I you grew up in Christian Science and left the church like I did, you'll like this book. If you are still a Christian Scientist then you'll hate it if you let yourself read it, which Mrs. said you probably shouldn't do. if you know nothing about Christian Science, don't read this until you read God's Perfect Child:Living and Dying in the Christian Science Church.
G**S
Four Stars
Grew up a CS but no longer involved. Book was very interesting. gs
D**E
Growing up the in Midwest
This book is really the author's memoir of her childhood in the Midwest, which involved MUCH more than Christian Science, although CS was her parents' and grandparents' strong belief.
K**A
a practicing Christian Scientist speaks
It's interesting that not one of these reviews mentions Christ Jesus and that he healed without medicine. Christian Science is often condemned because it's proponents don't go to doctors. This infers that using conventional medicine and doctors is the only right option. Other religions also practice spiritual healing. Jesus disciples did it and his adherents did it into the 3rd Century at which time Jesus was arbitrarily designated as God and healing through prayer for all intents and purposes ceased. That decision made healing prayer a miracle and not natural. Understanding man as the image and likeness of God (not an manlike/anthropomorphic God) is the key to seeing healing. The emphasis in the book and a few of the reviews is that Christian Scientists claim matter isn't real. Again that is like trying to state a truth by beginning with the falsehood.
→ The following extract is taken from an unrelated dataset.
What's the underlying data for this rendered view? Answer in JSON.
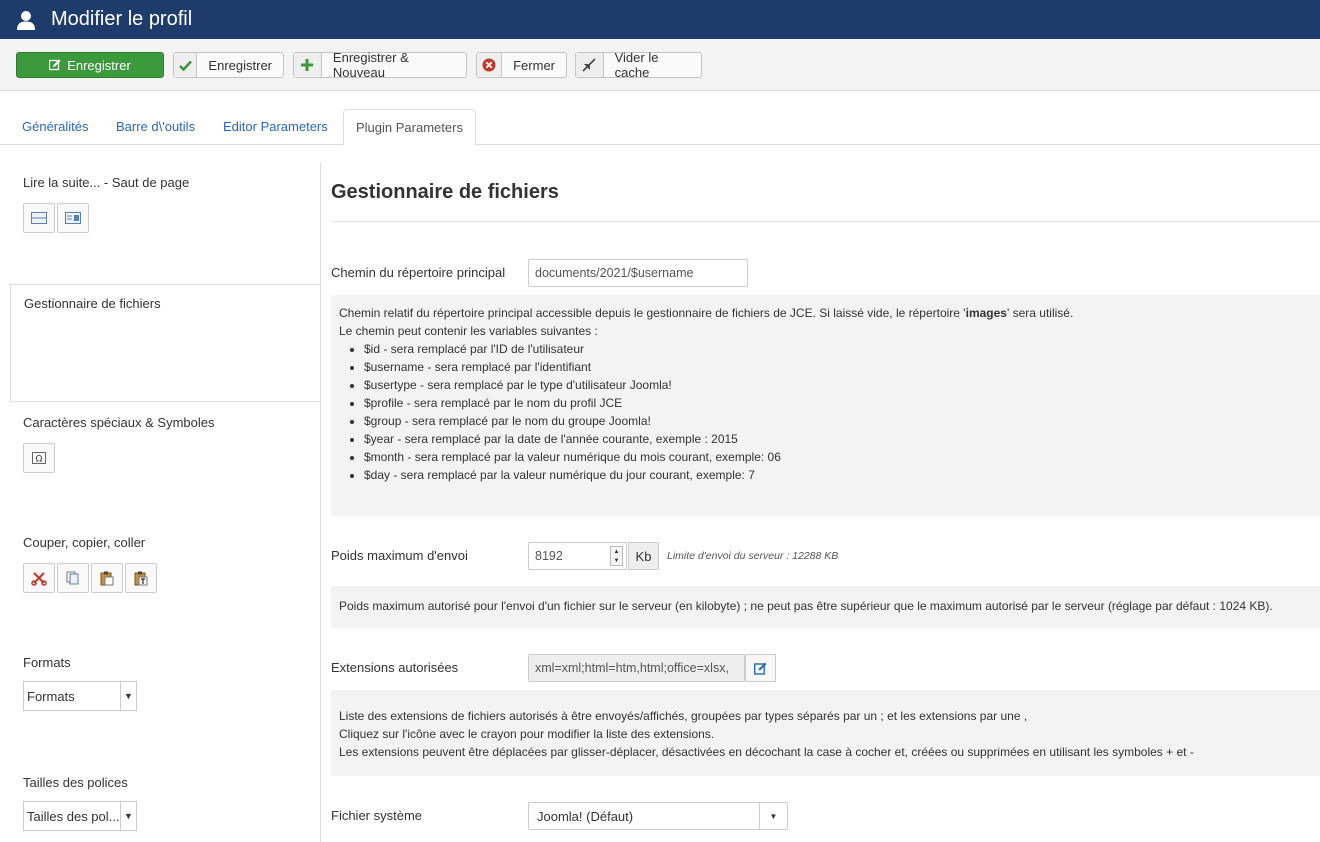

The truth is that God is all therefore the human existence has no substance - which physicists know is the truth. Mary Baker Eddy received her inspiration by reading the Bible and she kept reading it. She had struggles throughout her whole life with very human problems just like all of us do. She makes a clear distinction between the relative human experience and the absolute divine thought acknowledging that we have to grow into the understanding of God as all. She specifically states that we can't demonstrate what we don't know. This religion does not hypnotize, mesmerize or otherwise brain wash people. People make their own choices. I know many Christian Scientists who have had phenomenal healings of deadly diseases. And I know Christian Scientists who have used conventional medicine and I know Christian Scientists who have died under medical care as well as under Christian Science treatment. Don't be tempted to pillory the religion over the ability or lack thereof of it's adherents to heal. If you do so you are then like those who put Jesus on the cross out of fear of what they didn't understand.
J**H
Read this book several times over 20 years
What a story of her childhood, i was attracted the the subject of Christian Scientist, but feel for her poor mother, mental illness and the struggle of a child growing up in the strange world of uncertanity and illness.